# Stopping Your Metal Drip Tray Rattling



## antinwales (Jan 16, 2021)

This rattling was driving me mad, and six of these little pads for £3 has fixed it.
Thanks for who recommended these - apologies for not remembering who it was!

https://www.ebay.co.uk/itm/Small-CLEAR-RUBBER-FEET-BLACK-CLEAR-SELF-ADHESIVE-Sticky-Pads-DOMED-BUMPERS/233733431198


----------



## DavecUK (Aug 6, 2013)

Great idea and I'll bet it was @MediumRoastSteam. I have used a sticky hi density foam tape on machines for almost 17 years, but it's very expensive. A friend gave me a couple of large spools, they used it in manufacturing trailer bodies used outdoors. These look a much better idea, and the clear ones are pretty much invisible.


----------



## MediumRoastSteam (Jul 7, 2015)

I did that based on what I saw on the MaraX and what you did @DavecUK. Then I opened one of my drawers and found what was useful... currently, I have furtinute pads on the grill over the drip tray. The Elizabeth have rubber pads on the chassis rim where the drip tray sits on. 👍


----------



## 27852 (Nov 8, 2020)

antinwales said:


> This rattling was driving me mad, and six of these little pads for £3 has fixed it.
> Thanks for who recommended these - apologies for not remembering who it was!
> 
> https://www.ebay.co.uk/itm/Small-CLEAR-RUBBER-FEET-BLACK-CLEAR-SELF-ADHESIVE-Sticky-Pads-DOMED-BUMPERS/233733431198


 I've been meaning to get some of these, what size did you go for?


----------



## eamon (Jun 30, 2020)

Do you use the water filter/softener that came with the machine?
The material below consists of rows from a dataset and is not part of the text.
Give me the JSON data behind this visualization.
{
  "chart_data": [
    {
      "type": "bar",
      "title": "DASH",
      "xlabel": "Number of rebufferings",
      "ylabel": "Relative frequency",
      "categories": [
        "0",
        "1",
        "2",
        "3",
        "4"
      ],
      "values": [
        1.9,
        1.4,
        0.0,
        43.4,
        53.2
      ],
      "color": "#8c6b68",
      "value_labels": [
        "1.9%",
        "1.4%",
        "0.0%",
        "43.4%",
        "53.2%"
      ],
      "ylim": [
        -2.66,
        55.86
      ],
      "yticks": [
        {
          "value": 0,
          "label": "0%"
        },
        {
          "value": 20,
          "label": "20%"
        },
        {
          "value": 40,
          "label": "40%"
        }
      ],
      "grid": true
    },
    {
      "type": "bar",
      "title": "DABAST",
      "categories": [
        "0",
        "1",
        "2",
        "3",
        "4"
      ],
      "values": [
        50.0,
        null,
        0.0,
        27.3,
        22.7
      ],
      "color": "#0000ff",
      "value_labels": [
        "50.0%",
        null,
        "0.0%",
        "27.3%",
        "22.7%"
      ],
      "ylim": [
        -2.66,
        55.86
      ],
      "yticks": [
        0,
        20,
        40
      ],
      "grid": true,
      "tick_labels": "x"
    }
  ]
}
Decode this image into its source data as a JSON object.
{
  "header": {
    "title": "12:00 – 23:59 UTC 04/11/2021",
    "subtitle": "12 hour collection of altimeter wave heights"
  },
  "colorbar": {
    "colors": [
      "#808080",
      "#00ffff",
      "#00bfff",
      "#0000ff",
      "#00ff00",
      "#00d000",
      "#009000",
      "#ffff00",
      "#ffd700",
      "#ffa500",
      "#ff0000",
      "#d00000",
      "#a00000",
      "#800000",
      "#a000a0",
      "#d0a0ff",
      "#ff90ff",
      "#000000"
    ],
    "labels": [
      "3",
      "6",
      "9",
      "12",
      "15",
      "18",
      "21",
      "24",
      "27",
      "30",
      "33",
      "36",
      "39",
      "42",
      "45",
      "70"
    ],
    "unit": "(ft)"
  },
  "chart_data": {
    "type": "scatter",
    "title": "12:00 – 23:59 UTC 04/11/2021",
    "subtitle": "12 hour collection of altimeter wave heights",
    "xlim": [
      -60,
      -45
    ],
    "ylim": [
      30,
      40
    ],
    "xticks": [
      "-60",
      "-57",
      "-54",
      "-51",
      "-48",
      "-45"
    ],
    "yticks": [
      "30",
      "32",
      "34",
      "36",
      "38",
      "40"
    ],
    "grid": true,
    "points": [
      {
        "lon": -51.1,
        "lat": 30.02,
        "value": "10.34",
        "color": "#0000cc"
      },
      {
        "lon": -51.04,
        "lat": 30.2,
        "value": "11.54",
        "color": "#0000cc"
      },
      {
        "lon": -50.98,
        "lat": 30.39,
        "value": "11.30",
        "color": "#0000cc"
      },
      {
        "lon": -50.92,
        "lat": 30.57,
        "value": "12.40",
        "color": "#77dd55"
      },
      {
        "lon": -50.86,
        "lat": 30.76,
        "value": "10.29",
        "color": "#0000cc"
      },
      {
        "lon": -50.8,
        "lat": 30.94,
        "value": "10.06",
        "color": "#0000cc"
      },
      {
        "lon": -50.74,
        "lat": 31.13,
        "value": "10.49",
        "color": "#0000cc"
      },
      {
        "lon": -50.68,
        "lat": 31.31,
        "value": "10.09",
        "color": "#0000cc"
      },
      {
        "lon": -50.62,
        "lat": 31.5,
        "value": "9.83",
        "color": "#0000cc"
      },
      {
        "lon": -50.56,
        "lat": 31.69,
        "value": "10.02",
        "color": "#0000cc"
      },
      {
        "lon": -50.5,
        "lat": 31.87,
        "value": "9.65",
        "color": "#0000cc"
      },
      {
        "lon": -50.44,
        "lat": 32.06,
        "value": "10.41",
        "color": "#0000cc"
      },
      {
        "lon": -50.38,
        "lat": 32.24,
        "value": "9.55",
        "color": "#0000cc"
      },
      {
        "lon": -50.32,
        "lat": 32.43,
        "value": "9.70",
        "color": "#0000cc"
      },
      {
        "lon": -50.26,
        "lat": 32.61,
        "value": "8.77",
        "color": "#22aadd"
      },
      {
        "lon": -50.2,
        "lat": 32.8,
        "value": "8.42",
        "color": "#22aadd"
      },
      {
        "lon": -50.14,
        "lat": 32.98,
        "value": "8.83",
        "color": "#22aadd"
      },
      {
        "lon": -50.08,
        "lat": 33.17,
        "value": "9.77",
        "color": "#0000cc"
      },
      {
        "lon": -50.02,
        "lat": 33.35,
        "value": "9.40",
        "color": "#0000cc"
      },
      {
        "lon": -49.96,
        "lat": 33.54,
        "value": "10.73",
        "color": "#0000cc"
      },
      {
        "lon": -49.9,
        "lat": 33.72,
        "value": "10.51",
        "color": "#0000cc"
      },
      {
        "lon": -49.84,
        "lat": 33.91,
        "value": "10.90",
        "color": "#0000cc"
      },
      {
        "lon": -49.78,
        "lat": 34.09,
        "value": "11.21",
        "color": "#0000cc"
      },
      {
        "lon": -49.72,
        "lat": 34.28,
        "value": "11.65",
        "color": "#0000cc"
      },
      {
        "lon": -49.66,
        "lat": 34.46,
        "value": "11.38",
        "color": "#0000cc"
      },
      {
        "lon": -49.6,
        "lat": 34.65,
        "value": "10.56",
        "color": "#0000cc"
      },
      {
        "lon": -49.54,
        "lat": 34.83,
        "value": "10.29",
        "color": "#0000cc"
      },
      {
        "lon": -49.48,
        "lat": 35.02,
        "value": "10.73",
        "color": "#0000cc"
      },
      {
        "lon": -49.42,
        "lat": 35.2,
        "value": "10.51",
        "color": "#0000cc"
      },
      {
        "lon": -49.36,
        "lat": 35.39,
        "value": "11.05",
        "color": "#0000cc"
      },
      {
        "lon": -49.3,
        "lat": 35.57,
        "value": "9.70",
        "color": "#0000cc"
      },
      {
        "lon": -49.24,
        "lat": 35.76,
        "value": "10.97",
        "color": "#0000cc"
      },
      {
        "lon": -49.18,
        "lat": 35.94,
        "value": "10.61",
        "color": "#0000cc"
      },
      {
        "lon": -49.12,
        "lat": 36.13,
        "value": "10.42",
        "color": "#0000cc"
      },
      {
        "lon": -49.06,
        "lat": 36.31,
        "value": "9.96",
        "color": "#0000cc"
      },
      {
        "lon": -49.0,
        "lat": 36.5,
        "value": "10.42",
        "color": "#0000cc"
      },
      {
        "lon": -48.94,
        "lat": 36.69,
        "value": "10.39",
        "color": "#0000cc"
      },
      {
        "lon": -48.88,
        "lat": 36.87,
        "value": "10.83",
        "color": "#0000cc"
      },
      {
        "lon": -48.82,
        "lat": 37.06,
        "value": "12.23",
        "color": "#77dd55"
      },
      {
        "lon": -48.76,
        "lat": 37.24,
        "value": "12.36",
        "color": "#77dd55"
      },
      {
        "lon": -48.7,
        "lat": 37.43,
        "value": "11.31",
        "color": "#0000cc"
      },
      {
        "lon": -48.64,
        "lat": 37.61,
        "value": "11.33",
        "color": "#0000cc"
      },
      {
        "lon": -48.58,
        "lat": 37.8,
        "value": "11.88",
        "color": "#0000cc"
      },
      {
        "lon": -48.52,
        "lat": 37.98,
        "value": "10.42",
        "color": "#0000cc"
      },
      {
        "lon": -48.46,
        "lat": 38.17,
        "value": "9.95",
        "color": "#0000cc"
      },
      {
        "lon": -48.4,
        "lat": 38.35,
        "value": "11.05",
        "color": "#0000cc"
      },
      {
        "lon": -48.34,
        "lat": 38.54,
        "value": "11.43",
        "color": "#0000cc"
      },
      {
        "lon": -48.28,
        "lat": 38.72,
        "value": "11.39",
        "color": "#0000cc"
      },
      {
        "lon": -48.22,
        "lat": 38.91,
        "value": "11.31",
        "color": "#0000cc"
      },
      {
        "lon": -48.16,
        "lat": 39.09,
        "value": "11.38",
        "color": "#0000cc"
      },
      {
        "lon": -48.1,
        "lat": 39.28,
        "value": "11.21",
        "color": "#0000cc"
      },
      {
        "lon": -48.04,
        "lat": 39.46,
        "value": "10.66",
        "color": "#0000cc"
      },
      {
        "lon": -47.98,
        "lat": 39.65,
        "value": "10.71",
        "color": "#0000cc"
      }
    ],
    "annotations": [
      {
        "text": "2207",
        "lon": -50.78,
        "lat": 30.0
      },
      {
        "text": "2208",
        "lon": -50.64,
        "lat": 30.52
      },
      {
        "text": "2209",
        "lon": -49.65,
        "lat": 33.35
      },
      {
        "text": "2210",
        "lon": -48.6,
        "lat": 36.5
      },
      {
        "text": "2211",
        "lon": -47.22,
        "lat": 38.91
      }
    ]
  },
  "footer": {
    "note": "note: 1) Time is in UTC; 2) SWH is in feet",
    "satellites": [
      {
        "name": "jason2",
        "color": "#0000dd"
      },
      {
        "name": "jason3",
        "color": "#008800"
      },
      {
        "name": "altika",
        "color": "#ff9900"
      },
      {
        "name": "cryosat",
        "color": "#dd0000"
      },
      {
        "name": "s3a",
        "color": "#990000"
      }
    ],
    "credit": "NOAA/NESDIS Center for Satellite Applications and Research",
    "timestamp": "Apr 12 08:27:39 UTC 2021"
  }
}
I found the rattling was reduced also by having this attached to the hose.


----------



## 7877 (Aug 14, 2014)

Sorry to be a bit thick but where did you stick them exactly?

The tray in my bianca doesn't sit perfectly level, sometimes rattles a bit , it's at the back corners where it slides under the edge of the main body of the machine. Also the main body has left a mark on the mirrored finish of the tray at that point although you don't see it unless you take the tray out.

I'd considered putting a small piece of that non-slip mat there, but not got round to it as I didn't know how I'd stop it from keeping fallling out


----------